La loi dispose explicitement que l’auteur ne peut interdire « les représentations privées et gratuites effectuées exclusivement dans un cercle de famille » (art. L. 122-5 1° CPI). Cela s’entend d’un public restreint aux parents ou familiers. Les membres d’association, d’une entreprise ou d’une collectivité ne sont pas considérés comme formant un cercle de famille. Toutefois, une jurisprudence récente du 10 mars 2005 rendue par la Cour d’appel de Montpellier, et confirmant la décision des premiers juges, tend à élargir le cercle de famille à celui de « copain » et « d’amis ».
  • La copie à usage privé.

Il s’agit là d’une exception au droit de reproduction. Le Code de la propriété intellectuelle prévoit que « les copies ou reproductions strictement réservées à l’usage privé du copiste et non destinées à une utilisation collective » ne peuvent être interdites par l’auteur (art. L. 122-5 2° CPI). Une personne qui copie une oeuvre à son propre usage n’a donc pas à solliciter d’autorisation ni à payer une redevance à l’auteur ou ses ayants droit. Cette exception ne s’applique pas aux copies d’œuvres d’art destinées à être utilisées pour des fins identiques à celles pour lesquelles l’œuvre originale a été créée, ni aux logiciels où seule la copie de sauvegarde est permise, ni aux bases de données électroniques.
  • Sous réserve que soient indiqués clairement le nom de l'auteur et la source :


    • Les analyses et courtes citations.

    Les citations doivent être courtes et justifiées par le rapport qu’elles entretiennent avec l’oeuvre dans laquelle elles sont incorporées. La communication intégrale de l’oeuvre est exclue. Outre le respect du droit moral de l’auteur, la loi précise que la citation doit être justifiée par son « caractère critique, polémique, pédagogique, scientifique ou d’information de l’oeuvre » à laquelle elle est incorporée (art. L. 122-5 3° a).

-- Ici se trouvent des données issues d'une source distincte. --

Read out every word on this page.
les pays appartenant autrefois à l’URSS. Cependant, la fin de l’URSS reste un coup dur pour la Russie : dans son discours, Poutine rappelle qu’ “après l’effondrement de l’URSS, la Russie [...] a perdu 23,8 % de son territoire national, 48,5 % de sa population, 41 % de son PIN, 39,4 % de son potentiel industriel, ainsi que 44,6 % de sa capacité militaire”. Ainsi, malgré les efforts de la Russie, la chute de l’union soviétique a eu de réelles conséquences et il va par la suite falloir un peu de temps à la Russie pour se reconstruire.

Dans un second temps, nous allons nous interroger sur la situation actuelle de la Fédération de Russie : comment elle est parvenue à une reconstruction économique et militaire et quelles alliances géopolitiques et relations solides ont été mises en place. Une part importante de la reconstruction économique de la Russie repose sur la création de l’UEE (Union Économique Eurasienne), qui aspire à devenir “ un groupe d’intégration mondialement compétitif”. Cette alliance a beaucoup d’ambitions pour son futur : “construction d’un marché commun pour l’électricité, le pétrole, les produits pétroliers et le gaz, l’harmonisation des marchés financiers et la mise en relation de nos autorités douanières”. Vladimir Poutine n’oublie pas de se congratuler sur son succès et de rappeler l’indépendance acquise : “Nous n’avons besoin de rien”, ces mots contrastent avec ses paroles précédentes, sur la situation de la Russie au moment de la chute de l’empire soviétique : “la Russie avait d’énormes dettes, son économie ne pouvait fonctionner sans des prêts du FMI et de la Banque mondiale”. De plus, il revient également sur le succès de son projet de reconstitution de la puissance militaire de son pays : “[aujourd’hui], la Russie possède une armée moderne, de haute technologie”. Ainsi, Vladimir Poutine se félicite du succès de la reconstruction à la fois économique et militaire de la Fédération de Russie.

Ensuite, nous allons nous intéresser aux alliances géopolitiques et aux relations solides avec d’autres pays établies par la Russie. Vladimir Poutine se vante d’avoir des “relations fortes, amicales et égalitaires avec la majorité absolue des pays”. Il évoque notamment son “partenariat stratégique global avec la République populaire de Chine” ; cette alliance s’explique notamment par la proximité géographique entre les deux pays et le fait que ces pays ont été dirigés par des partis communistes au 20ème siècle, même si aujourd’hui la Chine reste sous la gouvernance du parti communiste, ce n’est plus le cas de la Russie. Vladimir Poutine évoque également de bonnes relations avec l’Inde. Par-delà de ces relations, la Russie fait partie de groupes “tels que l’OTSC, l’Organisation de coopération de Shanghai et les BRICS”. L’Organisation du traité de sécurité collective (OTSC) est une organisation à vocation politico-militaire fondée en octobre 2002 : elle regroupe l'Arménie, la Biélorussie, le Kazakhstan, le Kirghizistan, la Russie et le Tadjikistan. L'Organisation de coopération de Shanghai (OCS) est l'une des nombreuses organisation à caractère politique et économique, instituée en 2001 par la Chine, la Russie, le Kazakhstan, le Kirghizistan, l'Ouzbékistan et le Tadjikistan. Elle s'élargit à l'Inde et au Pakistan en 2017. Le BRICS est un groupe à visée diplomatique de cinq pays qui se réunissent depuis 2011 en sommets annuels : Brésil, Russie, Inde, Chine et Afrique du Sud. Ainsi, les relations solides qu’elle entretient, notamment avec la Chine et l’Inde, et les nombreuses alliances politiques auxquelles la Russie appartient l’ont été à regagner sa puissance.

    L’auteur ne peut également interdire les analyses. À charge pour celles-ci de respecter les conditions légales. Elles ne doivent pas consister en un simple condensé de l’œuvre. Les stricts résumés qui exposent plus ou moins longuement une oeuvre sont considérés comme des oeuvres dérivées soumises au droit d’auteur.

    • La revue de presse.

    Il s’agit en quelque sorte d’un élément d’actualité que commente différentes personnes. Souvent des journalistes comparent comment cet élément d’actualité est présenté dans la presse et procèdent alors à son analyse. Il s’en suit qu’une simple juxtaposition d’articles, comme par exemple un panorama de presse, ne rentre pas dans le cadre de cette exception (art. L. 122-5 3° b).

    • Les discours destinés au public durant une période dite d’actualité.

    Ces discours échappent au monopole d’exploitation des auteurs. Il s’agit de discours publics prononcés « dans des assemblées politiques, administratives, judiciaires ou académiques, ainsi que dans les réunions publiques d’ordre politique et les cérémonies officielles » (art. L. 122-5 3° c), tant que ceux-ci s’inscrivent dans l’actualité. Au-delà de cette période, appréciée par le juge, l’auteur recouvre l’intégralité de ses droits.

    • Les reproductions d’œuvre d’art destinées à figurer dans le catalogue d’une vente aux enchères publiques effectuées en France par un officier public ou ministériel (art. L. 122-5 3° d).
  • L’expression humoristique.

Le Code de la propriété intellectuelle refuse également à l’auteur le droit d’interdire « la parodie, le pastiche et la caricature, compte tenu des lois du genre » (art. L. 122-5 4°). Le législateur permet ainsi que des créations ou des personnes soient parodiées ou tournées en dérision par l’utilisation détournée d’une œuvre préexistante.
  • Les actes nécessaires à l'accès au contenu d'une base de données électronique pour les besoins et dans les limites de l'utilisation prévue par contrat (art. L. 122-5 5°).